Operationalization of Violence
We are concerned with the operationalization of violence in many studies. The public is mainly concerned with the type of violence that rises to the occasion of injury and serious harm. In some studies, such as the National Youth Survey, the use of some scales results in the prevalence of violence being higher than the prevalence of minor crimes such as theft, which indicates that the data are capturing minor acts of violence that may be of little concern to society at large or the criminal justice system. We believe it would be quite difficult to predict minor violence, such as fighting between siblings, and we are not interested in doing so. We recommend that the operationalization of violence take this distinction into consideration and that more researchers collect data that capture the quality of violence.
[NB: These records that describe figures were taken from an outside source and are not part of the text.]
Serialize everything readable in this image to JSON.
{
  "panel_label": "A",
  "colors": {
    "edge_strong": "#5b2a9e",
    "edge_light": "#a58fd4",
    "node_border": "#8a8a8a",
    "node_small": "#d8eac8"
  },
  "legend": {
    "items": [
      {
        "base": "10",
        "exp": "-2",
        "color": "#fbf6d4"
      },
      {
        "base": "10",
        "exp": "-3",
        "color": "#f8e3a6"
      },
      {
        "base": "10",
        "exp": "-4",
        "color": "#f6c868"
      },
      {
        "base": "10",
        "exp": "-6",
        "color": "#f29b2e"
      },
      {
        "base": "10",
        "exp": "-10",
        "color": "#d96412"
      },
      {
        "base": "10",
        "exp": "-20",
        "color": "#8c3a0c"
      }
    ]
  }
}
In offender studies, “violence” is usually operationalized with a dummy code: violent offender vs. nonviolent offender. If researchers wish to compare violent to nonviolent offenders, it is important to make assurances that the “nonviolent” offenders are truly nonviolent people. Just because an offender’s current offense is a nonviolent offense does not mean that individual has no history of violence. In a small number of studies reviewed by us, the authors ensure that the comparison is “pure,” but in many cases, this is not true. This may lead to a type II error, missing an effect that does exist.
Another potential problem with offender studies is that people are not chosen at random from the population of violent and nonviolent offenders for arrest, processing and incarceration. For example, prison samples are likely to have more one-time violent offenders than one-time nonviolent offenders, as severity of the offense and criminal history are weighed in the sentencing process. The ages of violent and nonviolent offenders and their races or other characteristics may differ. If these differences are correlated with potential “causes” of violence, then a simple comparison of violent to nonviolent offenders may be confounded.
A third problem arises when the “cause” of violence being tested is more likely to result in one type of arrest over another. In this book, this arises most obviously in the area of drug use and crime. If drug use itself is a crime, and being arrested for drug possession or trafficking counts as a nonviolent crime, then the data will identify a greater proportion of nonviolent offenders as “drug users” than were caused by drug use to commit nonviolent crime. In this way, the data will make it appear that an association between drug use and nonviolent offending exists, but for some or many, that association will not be in the right causal direction.
If this is the case, then the difference in prevalence of drug users among violent and nonviolent offenders will not be as large as it should be, again leading to a type II error. Further, this problem will arise in different measure across places and samples, due to differences in enforcement.